ET-3
 中古で買って、買ったときからポンコツといわれつづけてはや15年。このあいだ初めてこの小型スクーター、ET-3でコケた。
 1月のある日、その冬の寒さゆえか、我がET-3、突然エンジンがかからなくなったってしまった。プラグをはずして磨いてみたけどエンジンはうんともすんともいわない。どうしたらよいかよくわからなくて、押しがけをこころみた。しかし、押しがけってのにあんまり慣れてなかったおれは、急にエンジンがかかって走り出したスクーターに飛び乗ることができなくて、ずるずる引きずられ、うわあって思った瞬間に、車体ごと道路脇のミゾに突進してしまったのである。おれは両膝を擦りむき、スクーターはフロアの部分が無惨にも大きくヘコんでしまった。押しがけってオソロシイ!!

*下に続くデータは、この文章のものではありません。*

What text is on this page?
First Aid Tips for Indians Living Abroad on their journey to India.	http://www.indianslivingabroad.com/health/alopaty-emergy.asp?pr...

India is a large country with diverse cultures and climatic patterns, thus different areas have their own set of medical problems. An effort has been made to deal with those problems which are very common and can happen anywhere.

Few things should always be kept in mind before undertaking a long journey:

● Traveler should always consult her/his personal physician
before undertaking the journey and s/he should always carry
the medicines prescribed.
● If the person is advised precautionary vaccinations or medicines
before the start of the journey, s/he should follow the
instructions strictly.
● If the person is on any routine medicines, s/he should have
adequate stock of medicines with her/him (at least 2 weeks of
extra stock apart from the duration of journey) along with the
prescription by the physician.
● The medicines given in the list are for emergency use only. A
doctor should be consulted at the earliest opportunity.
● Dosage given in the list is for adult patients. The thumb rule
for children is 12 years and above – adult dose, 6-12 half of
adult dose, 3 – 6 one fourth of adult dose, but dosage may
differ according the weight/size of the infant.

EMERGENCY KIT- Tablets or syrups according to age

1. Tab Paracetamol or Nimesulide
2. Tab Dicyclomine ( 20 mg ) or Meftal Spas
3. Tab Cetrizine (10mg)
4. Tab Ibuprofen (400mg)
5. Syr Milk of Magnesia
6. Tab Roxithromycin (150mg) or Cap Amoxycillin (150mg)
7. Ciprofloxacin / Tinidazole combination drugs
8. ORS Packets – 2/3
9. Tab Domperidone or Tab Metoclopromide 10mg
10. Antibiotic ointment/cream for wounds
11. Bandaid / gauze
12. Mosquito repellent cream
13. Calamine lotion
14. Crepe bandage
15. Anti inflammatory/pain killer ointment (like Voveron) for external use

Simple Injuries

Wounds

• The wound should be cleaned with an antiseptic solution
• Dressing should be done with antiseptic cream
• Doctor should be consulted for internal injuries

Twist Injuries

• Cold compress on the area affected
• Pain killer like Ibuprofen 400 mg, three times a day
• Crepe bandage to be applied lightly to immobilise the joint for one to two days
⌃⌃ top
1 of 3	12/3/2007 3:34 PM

 まあそんなわけで、押しがけでしかエンジンかからなくなってしまったET-3、さてどうしたものかと友人に相談すると、点火ポイントの劣化なら、店に持っていけば3万くらいで直してもらえるのではと…。
 うーん3万か…。寒いなか、またあの恐怖の押しがけをして店まで走って、3万で直るならまあそれでもいいか…。でももしお店のひとに、いっぺんエンジン下ろさなくては直りませんとか言われたら、10万くらいするかもしれない…。そんなこといわれたら、やっぱりちょっと考えさせてくださいといって、またあの恐怖の押しがけをして家に帰ってきちゃいそうだ。そして考えがまとまったら、三たびあの恐怖の押しがけをして店に持っていくのか…。 ああ…、押しがけか…、また両膝擦りむくのだろうか…。寒いなか、あれはつらかった…。
 おれのET-3も、そろそろ寿命なのかもしれない。いままで、ポンコツだあボロボロだあマフラー腐ってるうとかいわれながら、それでもよく走ったものだなあ。富士山だって5号目まで登ったし。いやはや御苦労さんであったよ、どうもありがとう…、って感じで、おれもET-3関係の買い置き部品などを整理し始めた。買い置きの2ストオイル、整備の資料として買った雑誌、予備の電球、これらももういらなくなるのか…。そうそう、念のためにプラグも予備を買いそろえていたんだっけ。こいつもどうせ捨ててしまうんなら、最後にエンジンにくっつけてあげようか…。
 そう思ったおれは、 ET-3のエンジンから古いプラグを回して抜いて、買い置きしてあった未使用のプラグを差し込み、試しにチョークを引いてキックペダルを思いきり踏んだ。
 ブルルルルルン!!
 あれれっ、直っちゃった!!

 というわけで、うちのET-3、まだまだ現役バリバリです。
 大きくヘコんだフロアの部分も、カナヅチでたたいてある程度なおすことができました。それでまたポンコツ度がさらにアップしたようではありますが。